【Penが選んだ、今月の観るべき1本】
18世紀、フランスのブルターニュにある孤島。画家のマリアンヌと伯爵令嬢のエロイーズの関係は、「観察者」と「見られていることを知らない者」として始まる。エロイーズは決められた結婚相手に送る肖像を描かれることを拒否していた。だからマリアンヌは職業を隠して彼女に近づく。しかし、エロイーズがマリアンヌに肖像を描くことを許可した時、ふたりの関係は大きく変わる。画家とミューズの物語だったら、一方的に相手を見る者と見られる者の間柄でしかない。だが、エロイーズはマリアンヌに、自分もまた彼女を見て観察しているのだと言う。ふたりの視線はぶつかり、一本の水平線となり、女性たちを抑圧するヒエラルキーを超えていく。真実の愛の中だけに生まれる、一瞬の平等性がここにある。
同じ水平線上に並ぶのはロマンスに陥るふたりだけではない。この時代の女性たちは、男たちがいないところでどのような生活を営み、なにを思っていたか。母と娘、小間使いと主人を同等に扱うことによって、セリーヌ・シアマ監督はいままでの歴史劇で見られることがなかったシチュエーションや、密やかな絆を描き出した。女たちは生理痛の時にどうしていたか。堕胎はどうするのか。それが女性たちの生活の大事な一部として開示される。

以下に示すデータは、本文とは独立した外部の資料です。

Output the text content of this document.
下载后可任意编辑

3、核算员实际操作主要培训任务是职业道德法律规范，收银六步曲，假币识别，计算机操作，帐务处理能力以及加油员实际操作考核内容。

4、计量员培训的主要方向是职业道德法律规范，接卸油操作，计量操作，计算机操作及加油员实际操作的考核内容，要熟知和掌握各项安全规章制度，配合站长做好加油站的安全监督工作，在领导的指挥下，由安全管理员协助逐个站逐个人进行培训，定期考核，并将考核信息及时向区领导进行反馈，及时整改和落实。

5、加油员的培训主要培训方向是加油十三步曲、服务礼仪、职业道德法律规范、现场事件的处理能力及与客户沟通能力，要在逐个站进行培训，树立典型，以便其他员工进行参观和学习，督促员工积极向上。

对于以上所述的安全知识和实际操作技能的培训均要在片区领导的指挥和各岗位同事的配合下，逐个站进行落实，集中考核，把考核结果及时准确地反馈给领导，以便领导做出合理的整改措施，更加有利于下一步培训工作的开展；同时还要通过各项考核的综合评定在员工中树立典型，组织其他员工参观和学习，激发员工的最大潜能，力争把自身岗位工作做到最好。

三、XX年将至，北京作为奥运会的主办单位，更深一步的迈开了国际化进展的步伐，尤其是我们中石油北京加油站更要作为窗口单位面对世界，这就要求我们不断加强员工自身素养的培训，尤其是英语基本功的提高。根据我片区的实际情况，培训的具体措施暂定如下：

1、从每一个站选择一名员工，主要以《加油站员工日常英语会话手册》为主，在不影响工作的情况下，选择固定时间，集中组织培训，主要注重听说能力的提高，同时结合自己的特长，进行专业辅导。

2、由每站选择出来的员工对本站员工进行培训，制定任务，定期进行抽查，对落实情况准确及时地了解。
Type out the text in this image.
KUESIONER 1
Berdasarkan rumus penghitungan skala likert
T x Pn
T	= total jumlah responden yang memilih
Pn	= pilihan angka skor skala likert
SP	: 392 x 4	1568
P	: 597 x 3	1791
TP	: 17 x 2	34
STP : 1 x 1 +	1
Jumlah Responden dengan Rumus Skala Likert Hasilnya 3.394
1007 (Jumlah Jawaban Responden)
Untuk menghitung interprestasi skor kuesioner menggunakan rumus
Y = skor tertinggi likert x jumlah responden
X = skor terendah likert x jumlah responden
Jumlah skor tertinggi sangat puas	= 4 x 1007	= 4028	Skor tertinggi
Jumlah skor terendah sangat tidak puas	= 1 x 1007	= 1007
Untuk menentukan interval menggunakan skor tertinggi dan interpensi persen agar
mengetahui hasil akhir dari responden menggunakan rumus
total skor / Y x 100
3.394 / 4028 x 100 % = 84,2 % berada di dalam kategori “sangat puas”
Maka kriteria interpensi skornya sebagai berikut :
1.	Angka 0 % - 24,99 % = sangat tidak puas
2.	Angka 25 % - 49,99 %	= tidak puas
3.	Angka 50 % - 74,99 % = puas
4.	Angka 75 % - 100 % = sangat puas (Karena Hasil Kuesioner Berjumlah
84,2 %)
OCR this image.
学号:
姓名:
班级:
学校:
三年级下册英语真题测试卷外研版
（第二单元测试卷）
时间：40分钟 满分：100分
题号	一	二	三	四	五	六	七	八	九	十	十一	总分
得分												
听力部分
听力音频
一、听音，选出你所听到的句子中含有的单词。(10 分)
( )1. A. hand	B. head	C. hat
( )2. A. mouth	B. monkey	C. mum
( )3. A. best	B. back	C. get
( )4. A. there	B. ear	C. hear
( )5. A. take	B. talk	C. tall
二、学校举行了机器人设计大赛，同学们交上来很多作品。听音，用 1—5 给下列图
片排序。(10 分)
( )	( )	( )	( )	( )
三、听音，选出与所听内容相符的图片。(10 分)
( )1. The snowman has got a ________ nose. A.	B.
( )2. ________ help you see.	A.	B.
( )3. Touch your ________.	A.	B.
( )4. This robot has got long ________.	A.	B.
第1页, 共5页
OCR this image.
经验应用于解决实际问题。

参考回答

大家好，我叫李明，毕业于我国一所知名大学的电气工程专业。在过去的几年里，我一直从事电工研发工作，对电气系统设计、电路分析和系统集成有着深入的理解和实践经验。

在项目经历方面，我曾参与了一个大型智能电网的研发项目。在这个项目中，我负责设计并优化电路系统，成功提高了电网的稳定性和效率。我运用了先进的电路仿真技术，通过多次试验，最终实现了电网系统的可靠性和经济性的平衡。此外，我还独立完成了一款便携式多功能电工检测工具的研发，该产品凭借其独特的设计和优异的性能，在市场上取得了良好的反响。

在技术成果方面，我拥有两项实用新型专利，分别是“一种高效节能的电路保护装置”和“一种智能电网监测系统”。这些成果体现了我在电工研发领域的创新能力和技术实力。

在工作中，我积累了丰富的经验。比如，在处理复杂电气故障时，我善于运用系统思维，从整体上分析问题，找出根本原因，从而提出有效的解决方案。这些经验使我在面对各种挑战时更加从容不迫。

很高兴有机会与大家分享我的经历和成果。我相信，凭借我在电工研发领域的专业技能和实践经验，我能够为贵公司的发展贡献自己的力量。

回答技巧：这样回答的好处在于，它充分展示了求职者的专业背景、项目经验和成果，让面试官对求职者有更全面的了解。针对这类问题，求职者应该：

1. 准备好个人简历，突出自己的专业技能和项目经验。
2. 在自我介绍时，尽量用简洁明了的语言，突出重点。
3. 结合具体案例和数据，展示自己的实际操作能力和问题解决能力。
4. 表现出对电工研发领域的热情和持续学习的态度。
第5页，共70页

まるでトランプのカードを並べるように女たちの秘められた愛と連帯を見せた後、物語はそれをどう隠していくのかという手順に移っていく。エロイーズの肖像やマリアンヌの描いた「オルフェ」の神話の一場面に、ふたりの燃ゆる愛の思い出がお互いにだけ通じる符号となって残り、秘密は守られる。そしてあのラスト。マリアンヌはもう一度、一方的にエロイーズを見つめることが許される。それは救いであるのと同時に、ふたりが同等でいられた足場が永遠に失われたことも意味していて、ただ切ない。
『燃ゆる女の肖像』
監督/セリーヌ・シアマ
出演/ノエミ・メルラン、アデル・エネルほか
2019年 フランス映画 2時間2分 12月4日よりTOHOシネマズシャンテほかにて公開。